Because clustering is unsupervised, no ground truth is available to verify results. The absence of truth complicates assessments of quality. Moreover, real-world datasets typically don't offer obvious clusters of examples as in the example shown in Figure 1.
Instead, real-world data often looks more like Figure 2, making it difficult to visually assess clustering quality.
However, there are heuristics and best practices that you can iteratively apply to improve the quality of your clustering. The following flowchart gives an overview of how to evaluate your clustering results. We'll expand upon each step.
Step 1: Assess quality of clustering
First check that the clusters look as you'd expect, and that examples you consider similar to each other appear in the same cluster.
Then check these commonly-used metrics (not an exhaustive list):
- Cluster cardinality
- Cluster magnitude
- Downstream performance
Cluster cardinality
Cluster cardinality is the number of examples per cluster. Plot the cluster cardinality for all clusters and investigate clusters that are major outliers. In Figure 2, this would be cluster 5.
Cluster magnitude
Cluster magnitude is the sum of distances from all examples in a cluster to the cluster's centroid. Plot cluster magnitude for all clusters and investigate outliers. In Figure 3, cluster 0 is an outlier.
Also consider looking at the maximum or average distance of examples from centroids, by cluster, to find outliers.
Magnitude versus cardinality
You may have noticed that a higher cluster cardinality corresponds to a higher cluster magnitude, which makes intuitive sense, since the more points in a cluster (cardinality), the greater the probable sum of the distances of those points from the centroid (magnitude). You can also identify anomalous clusters by looking for ones where this relationship between cardinality and magnitude is very different than for other clusters.
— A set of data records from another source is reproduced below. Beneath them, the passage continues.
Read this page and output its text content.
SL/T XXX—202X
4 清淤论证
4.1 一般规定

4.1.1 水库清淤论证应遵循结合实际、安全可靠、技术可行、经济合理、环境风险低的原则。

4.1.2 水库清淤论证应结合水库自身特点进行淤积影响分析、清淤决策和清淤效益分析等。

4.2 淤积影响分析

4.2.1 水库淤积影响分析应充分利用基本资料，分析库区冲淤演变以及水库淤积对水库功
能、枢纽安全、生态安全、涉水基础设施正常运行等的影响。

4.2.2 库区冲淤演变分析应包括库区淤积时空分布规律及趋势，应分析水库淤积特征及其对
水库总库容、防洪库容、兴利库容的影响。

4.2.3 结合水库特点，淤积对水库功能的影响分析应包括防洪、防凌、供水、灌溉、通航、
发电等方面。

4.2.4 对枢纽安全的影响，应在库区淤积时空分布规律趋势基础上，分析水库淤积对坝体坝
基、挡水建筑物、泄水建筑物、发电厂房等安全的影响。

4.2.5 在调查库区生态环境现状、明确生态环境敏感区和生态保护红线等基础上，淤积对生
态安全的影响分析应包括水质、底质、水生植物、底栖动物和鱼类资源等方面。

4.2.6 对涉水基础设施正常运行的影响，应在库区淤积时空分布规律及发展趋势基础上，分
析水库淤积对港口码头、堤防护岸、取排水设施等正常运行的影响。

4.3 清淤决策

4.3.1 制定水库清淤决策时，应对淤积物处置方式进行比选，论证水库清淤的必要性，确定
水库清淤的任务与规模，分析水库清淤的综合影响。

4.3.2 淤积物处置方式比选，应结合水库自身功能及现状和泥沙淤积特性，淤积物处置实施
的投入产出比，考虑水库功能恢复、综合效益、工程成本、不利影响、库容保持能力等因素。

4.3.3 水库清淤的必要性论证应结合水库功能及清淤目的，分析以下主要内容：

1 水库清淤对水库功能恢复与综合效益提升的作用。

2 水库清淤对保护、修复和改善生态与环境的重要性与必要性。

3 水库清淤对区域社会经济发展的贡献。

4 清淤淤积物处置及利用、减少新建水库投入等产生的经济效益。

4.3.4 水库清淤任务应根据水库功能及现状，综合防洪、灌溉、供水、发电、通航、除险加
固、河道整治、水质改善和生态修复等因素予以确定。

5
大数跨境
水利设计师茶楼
In Figure 4, fitting a line to the plot of cardinality and magnitude suggests that cluster 0 is anomalous. (Cluster 5 is also far from the line, but if cluster 0 were omitted, the new fitted line would be much closer to cluster 5.)
Downstream performance
Since clustering outputs are often used in downstream ML systems, see if downstream model performance improves when your clustering process changes. This offers a real-world evaluation of the quality of your clustering results, although it can be complex and expensive to conduct this kind of test.
Step 2: Reassess your similarity measure
Your clustering algorithm is only as good as your similarity measure. Make sure your similarity measure returns sensible results. A quick check is to identify pairs of examples known to be more or less similar. Calculate the similarity measure for each pair of examples, and compare your results to your knowledge: pairs of similar examples should have a higher similarity measure than pairs of dissimilar examples.
The examples you use to spot-check your similarity measure should be representative of the dataset, so you can be confident that your similarity measure holds for all your examples. The performance of your similarity measure, whether manual or supervised, must be consistent across your dataset. If your similarity measure is inconsistent for some examples, those examples won't be clustered with similar examples.
If you find examples with inaccurate similarity scores, then your similarity measure probably doesn't fully capture the feature data that distinguishes those examples. Experiment with your similarity measure until it returns more accurate and consistent results.
Step 3: Find the optimal number of clusters
k-means requires you to decide the number of clusters \(k\) beforehand. How do you determine an optimal \(k\)? Try running the algorithm with increasing values of \(k\) and note the sum of all cluster magnitudes. As \(k\) increases, clusters become smaller, and the total distance of points from centroids decreases. We can treat this total distance as a loss. Plot this distance against the number of clusters.
As shown in Figure 5, above a certain \(k\), the reduction in loss becomes marginal with increasing \(k\). Consider using the \(k\) where the slope first has a drastic change, which is called the elbow method. For the plot shown, the optimal \(k\) is approximately 11. If you prefer more granular clusters, you can choose a higher \(k\), consulting this plot.
Troubleshooting questions
If you discover issues in the course of your evaluation, reassess your data preparation steps and chosen similarity measure. Ask:
- Is your data appropriately scaled?
- Is your similarity measure correct?
- Is your algorithm performing semantically meaningful operations on the data?
- Do your algorithm's assumptions match the data?